L’ACCORDO AL RIBASSO CHE TRUMP STA MEDIANDO CON L’IRAN È UNA CATASTROFE PER NETANYAHU, CHE ALLE ELEZIONI DI AUTUNNO RISCHIA DI PAGARE UN PREZZO POLITICO ALTISSIMO
TRUMP HA FRETTA DI CHIUDERE LA GUERRA, PER RAGIONI ELETTORALI OPPOSTE (PER IL TYCOON, CHE A NOVEMBRE HA LE ELEZIONI DI METÀ MANDATO, LA GUERRA È UNA IATTURA…)
“Stiamo perdendo la nostra gente”. Ossia, elettori. È il timore più profondo che assilla Benjamin Netanyahu rispetto all’accordo in via di fattura tra Stati Uniti e Iran. Più delle questioni di sicurezza, più delle preoccupazioni diplomatiche e del rapporto politico con Donald Trump.
Netanyahu lo ha detto chiaramente ai suoi ministri in uno degli ultimi gabinetti. Era tornato da una visita alle comunità del nord di Israele, nell’area di Kiryat Shmona, che da ottobre 2023 vivono sotto la minaccia dei razzi di Hezbollah. E a cui la
strategia della guerra permanente di Netanyahu non ha dato risposte su quando potranno tornare a casa.
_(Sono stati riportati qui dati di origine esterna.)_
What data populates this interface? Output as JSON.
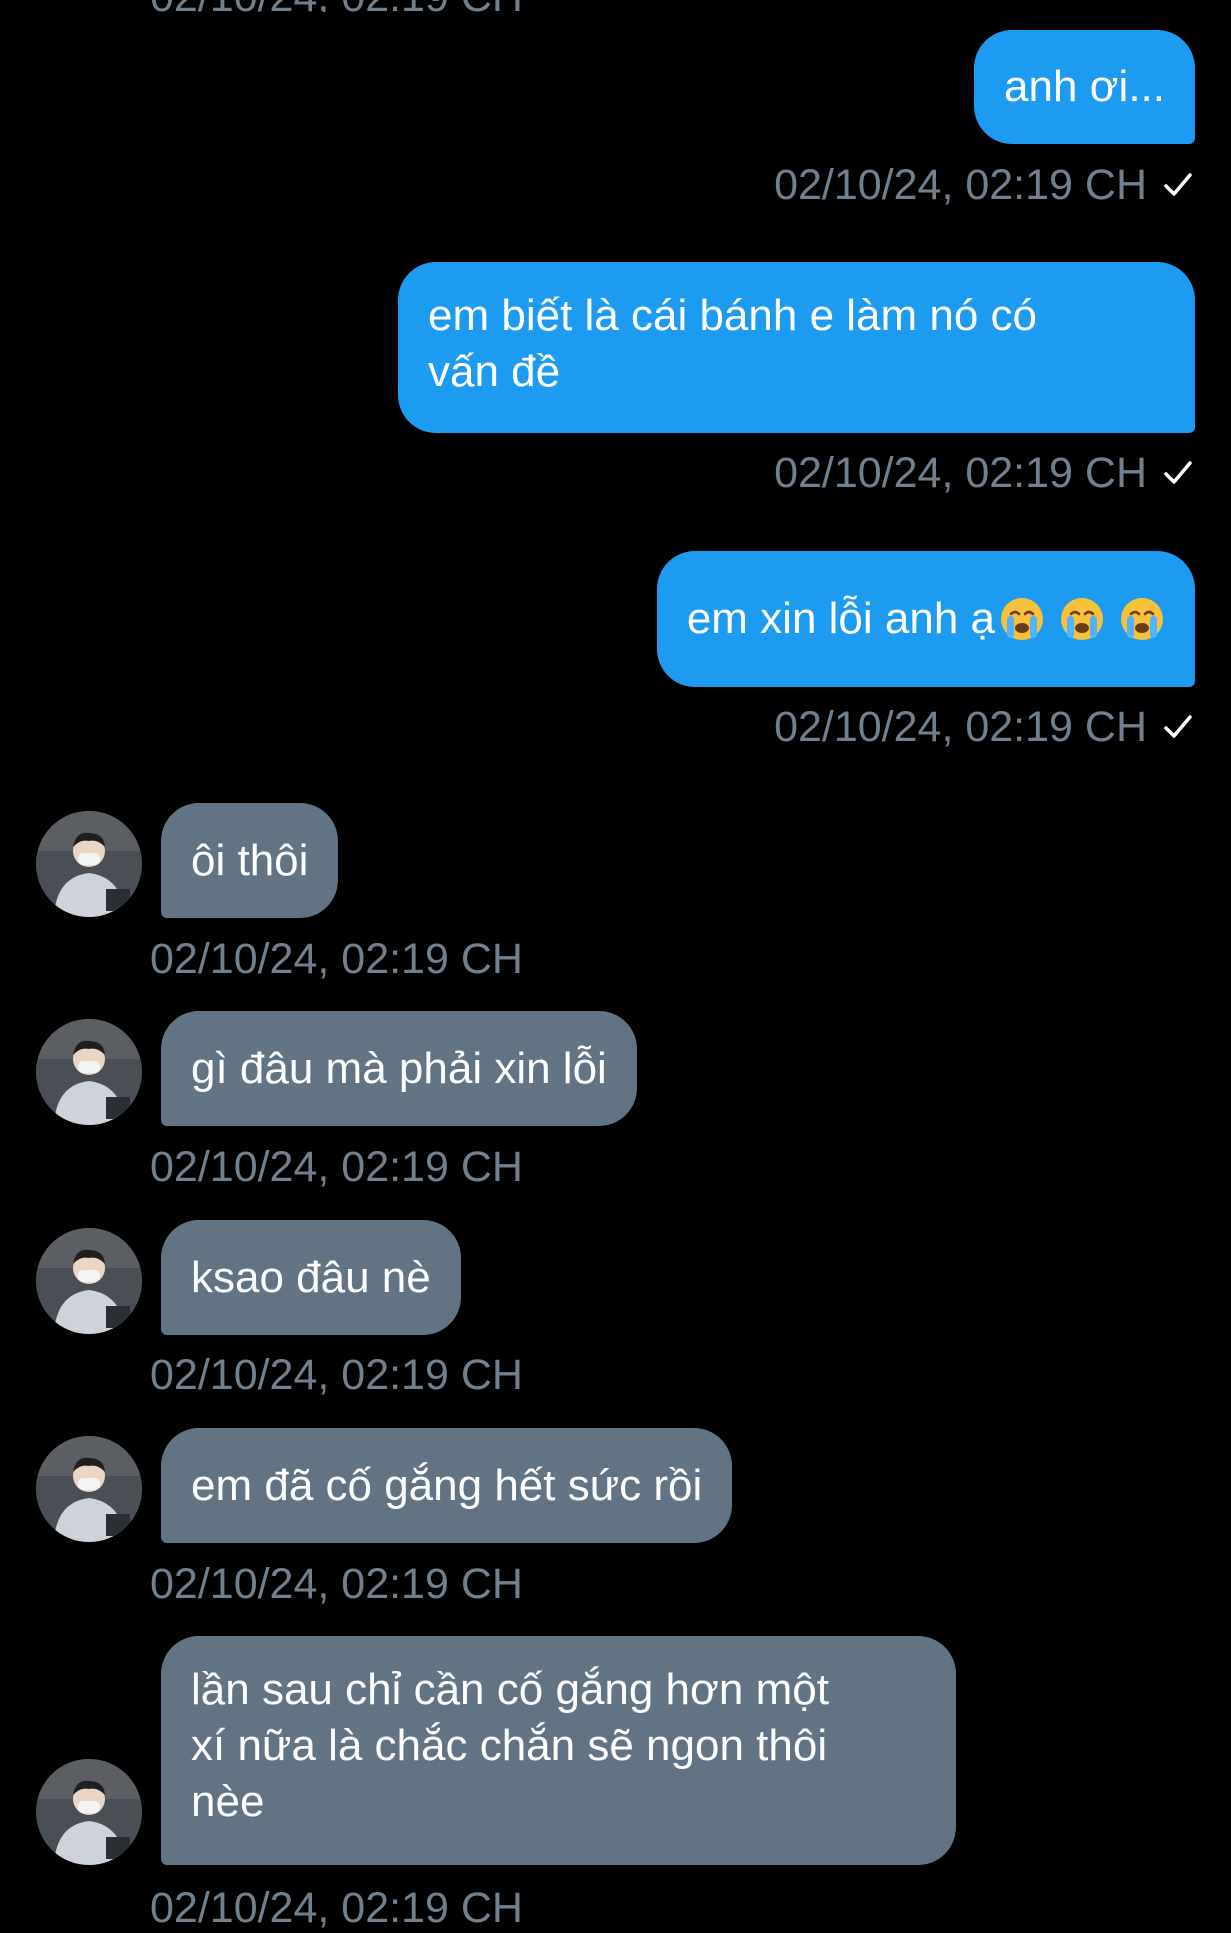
{
  "messages": [
    {
      "direction": "out",
      "text": "anh ơi...",
      "meta": "02/10/24, 02:19 CH"
    },
    {
      "direction": "out",
      "lines": [
        "em biết là cái bánh e làm nó có",
        "vấn đề"
      ],
      "meta": "02/10/24, 02:19 CH"
    },
    {
      "direction": "out",
      "text": "em xin lỗi anh ạ",
      "emoji": [
        "crying-face",
        "crying-face",
        "crying-face"
      ],
      "meta": "02/10/24, 02:19 CH"
    },
    {
      "direction": "in",
      "text": "ôi thôi",
      "meta": "02/10/24, 02:19 CH"
    },
    {
      "direction": "in",
      "text": "gì đâu mà phải xin lỗi",
      "meta": "02/10/24, 02:19 CH"
    },
    {
      "direction": "in",
      "text": "ksao đâu nè",
      "meta": "02/10/24, 02:19 CH"
    },
    {
      "direction": "in",
      "text": "em đã cố gắng hết sức rồi",
      "meta": "02/10/24, 02:19 CH"
    },
    {
      "direction": "in",
      "lines": [
        "lần sau chỉ cần cố gắng hơn một",
        "xí nữa là chắc chắn sẽ ngon thôi",
        "nèe"
      ],
      "meta": "02/10/24, 02:19 CH"
    }
  ],
  "top_clipped_meta": "02/10/24, 02:19 CH",
  "colors": {
    "outgoing": "#1d9bf0",
    "incoming": "#627384",
    "meta": "#71808e",
    "background": "#000000"
  }
}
Kiryat Shmona è una roccaforte del Likud da 60 mila abitanti: alle ultime elezioni tre abitanti su quattro hanno votato per il blocco di Netanyahu […]. Nelle 43 comunità vicine al confine libanese sotto evacuazione gli sfollati sono 100 mila, e due terzi di loro vivono in hotel, a casa di familiari o in affitto. E quasi tutti votano a destra perché vogliono vedere Hezbollah disarmato.
Il governo è alle prese con le ultime scelte di bilancio, a Knesset sciolta e in attesa di fissare le elezioni (tra settembre e ottobre). Netanyahu ha capito che questo fallimento potrebbe costargli la rielezione ed è per questo che, ha rivelato ieri un retroscena del canale 12 (vicino al governo), il premier avrebbe chiesto di “non badare a spese” per sussidiare gli abitanti del nord.
L’imperativo sta anche scombussolando gli equilibri della maggioranza. Perché i ministri estremisti che vorrebbero impegnare tutte le ultime fiches sui progetti di espansione delle colonie (c’è un grande progetto da un miliardo di shekel per 103 insediamenti promosso da Bezalel Smotrich che attende l’ultima approvazione), e i ministri dei partiti ultraortodossi vogliono garanzie sull’esenzione degli haredim dal servizio militare.
Con queste considerazioni in testa, il premier israeliano ieri ha reagito all’annuncio di Trump “sull’intesa fatta” con Teheran. Doveva bloccare il leak sui contenuti del Memorandum of understanding trapelato da fonti iraniane (poi smentito da Washington): “Israele non è parte del memorandum”, ha fatto sapere Netanyahu, “finché sarò primo ministro di Israele, l’Iran non avrà armi nucleari. L’Iran sta lavorando per distruggere lo Stato ebraico e io dedico la mia vita a impedirglielo e finché sarò premier questo non accadrà”.
Un ultimatum agli Usa, ma anche un appello agli elettori. Molti aspetti del negoziato di Trump con l’Iran hanno suscitato, e non da ieri, lo “scetticismo” di Gerusalemme: la reale intenzione dei pasdaran di cancellare il programma nucleare, il fatto che, almeno per ora, siano fuori dal negoziato la questione dell’arsenale missilistico e del supporto alle milizie proxy. Il Libano, e il destino di Hezbollah.
Gli ayatollah hanno imposto che la tregua si estenda a tutta la regione, Paese dei cedri compreso.